Он обнюхал подушку со всех сторон, брезгливо держа ее на весу, перетряс тюфяк, напустив пыли на всю палату.
-- Им лишь бы в строй, лишь бы в строй выпихнуть,-- говорил Макарихин, кулаками разбивая комья ваты в тюфяке,-- годен, не годен-- в строй,
И вскоре уже ходил между койками, раздавал статьи, по которым каждого из них должны комиссовать.
-- Твоя-- одиннадцать бе,-- указал он пальцем на Третьякова.-Ограниченно годный первой степени, что в мирное время означает инвалид третьей группы.
"Сам ты инвалид ушибленный",-- подумал Третьяков, которому никто еще никогда этого обидного слова не говорил. И с этой минуты возненавидел Макарихина. А Старых, когда капитан вышел к сестрам что-то требовать для себя, сказал, глянув вслед:
-- Вполне может не успеть на войну. "Жизнь отдам за Родину, а на фронт не поеду..." Из таких.
И долго качал лысой своей головой, которая потому только сидела у него на плечах, а не сгнила в земле, что вовремя каска на ней оказалась.
За обедом Макарихин ел, дрожа челюстью, всхлипывал над горячим.
-- Воруют,-- говорил он, тяжело дыша.-- Половину воруют из котла. У нас в запасном полку устроили ревизию повару-- во, сколько за две недели наворовал! И смеется, мерзавец: "Я за две недели столько, а до меня по стольку-- за день..."
Байка была старая, всем известная, но Макарихин рассказывал ее как свою.
-- Вон у вас повар какой разморделый. Для начальства надо украсть? А для себя? А для семьи?
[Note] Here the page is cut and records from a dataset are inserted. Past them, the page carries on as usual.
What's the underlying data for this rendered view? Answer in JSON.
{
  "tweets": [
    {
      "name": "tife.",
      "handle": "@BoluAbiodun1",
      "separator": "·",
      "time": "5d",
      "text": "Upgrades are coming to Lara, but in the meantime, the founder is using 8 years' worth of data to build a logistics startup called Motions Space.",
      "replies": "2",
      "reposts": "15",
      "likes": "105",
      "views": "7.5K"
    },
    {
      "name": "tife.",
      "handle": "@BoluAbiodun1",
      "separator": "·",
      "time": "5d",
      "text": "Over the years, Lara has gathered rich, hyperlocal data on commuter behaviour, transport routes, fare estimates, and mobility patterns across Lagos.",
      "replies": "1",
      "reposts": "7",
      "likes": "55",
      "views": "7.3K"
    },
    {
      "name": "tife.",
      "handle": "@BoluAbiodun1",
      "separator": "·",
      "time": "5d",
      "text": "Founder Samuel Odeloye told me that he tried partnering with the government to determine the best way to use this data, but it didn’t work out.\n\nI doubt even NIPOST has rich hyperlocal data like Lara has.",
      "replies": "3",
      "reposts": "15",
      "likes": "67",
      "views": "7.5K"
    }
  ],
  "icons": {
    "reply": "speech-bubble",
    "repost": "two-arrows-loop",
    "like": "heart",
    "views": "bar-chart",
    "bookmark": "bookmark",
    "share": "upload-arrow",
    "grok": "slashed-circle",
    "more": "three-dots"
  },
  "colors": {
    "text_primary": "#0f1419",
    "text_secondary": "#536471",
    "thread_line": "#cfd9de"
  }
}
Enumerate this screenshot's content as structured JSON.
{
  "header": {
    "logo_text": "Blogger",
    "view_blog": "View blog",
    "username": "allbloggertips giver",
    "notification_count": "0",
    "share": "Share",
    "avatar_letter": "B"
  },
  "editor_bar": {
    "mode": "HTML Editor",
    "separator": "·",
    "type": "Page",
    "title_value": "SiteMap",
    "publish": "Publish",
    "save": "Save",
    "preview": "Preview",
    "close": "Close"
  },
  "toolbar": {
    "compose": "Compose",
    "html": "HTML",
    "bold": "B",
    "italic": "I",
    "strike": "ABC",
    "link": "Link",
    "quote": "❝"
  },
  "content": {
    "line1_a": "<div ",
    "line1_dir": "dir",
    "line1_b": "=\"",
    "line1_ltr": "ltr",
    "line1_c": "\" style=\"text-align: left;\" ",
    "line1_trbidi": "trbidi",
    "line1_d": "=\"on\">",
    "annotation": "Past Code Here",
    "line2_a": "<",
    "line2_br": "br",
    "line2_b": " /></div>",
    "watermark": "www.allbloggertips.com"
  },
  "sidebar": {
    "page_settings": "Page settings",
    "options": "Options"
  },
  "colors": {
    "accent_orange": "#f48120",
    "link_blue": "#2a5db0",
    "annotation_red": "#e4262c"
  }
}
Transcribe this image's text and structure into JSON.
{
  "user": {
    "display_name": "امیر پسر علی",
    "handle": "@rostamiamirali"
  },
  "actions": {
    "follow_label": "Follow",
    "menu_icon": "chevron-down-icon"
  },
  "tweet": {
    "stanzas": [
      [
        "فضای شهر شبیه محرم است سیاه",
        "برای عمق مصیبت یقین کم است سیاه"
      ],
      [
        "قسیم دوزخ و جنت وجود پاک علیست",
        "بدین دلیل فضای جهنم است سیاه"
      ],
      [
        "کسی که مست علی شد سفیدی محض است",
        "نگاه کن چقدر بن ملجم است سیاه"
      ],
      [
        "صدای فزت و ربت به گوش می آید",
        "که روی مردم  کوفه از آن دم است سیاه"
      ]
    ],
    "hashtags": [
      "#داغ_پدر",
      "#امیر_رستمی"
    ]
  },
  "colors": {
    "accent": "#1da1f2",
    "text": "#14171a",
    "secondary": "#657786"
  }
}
-- Слушай, Макарихин,-- позвал его Китенев. Тот поднял от миски замутненные едой глаза.-- У тебя как, на ногах не отразилось?
-- Не понял.
-- Пешком ходишь нормально?
-- Если не на далекие расстояния... Вообще-то у меня, конечно, плоскостопие-- раз, варикозное расширение -- два...
-- На близкие.
-- На близкие?-- Макарихин взял себя за колено, пристукнул ногой об пол.-- На близкие могу.
-- Тогда иди ты...-- И Китенев кратко и четко послал его "на близкое расстояние". Предупредил: -- И не задерживайся!
Макарихин оглядел всех, молча взял свой хлеб, взял миску и отсел отдельно к себе на кровать.
-- Соскучитесь вы здесь без меня,-- говорил Китенев дня через два, явившись в палату в полном боевом, в наплечных ремнях, в сапогах. Выписывался он из госпиталя не утром, как обычно, и не днем даже, а под вечер, чтобы последнюю ночку здесь, в городе, переночевать. И у Тамары Горб все в этот день валилось из рук. Она то плакать принималась, то глядела на всех мокрыми сияющими глазами: к ней уходил он прощаться.
Теперь оставалось их трое из прежней палаты: Атра-ковский, Старых и Третьяков. И еще Аветисян своим стал за это время, хоть по-прежнему слышно его не было. Все трое они чувствовали себя здесь недолгими гостями, подходил их срок.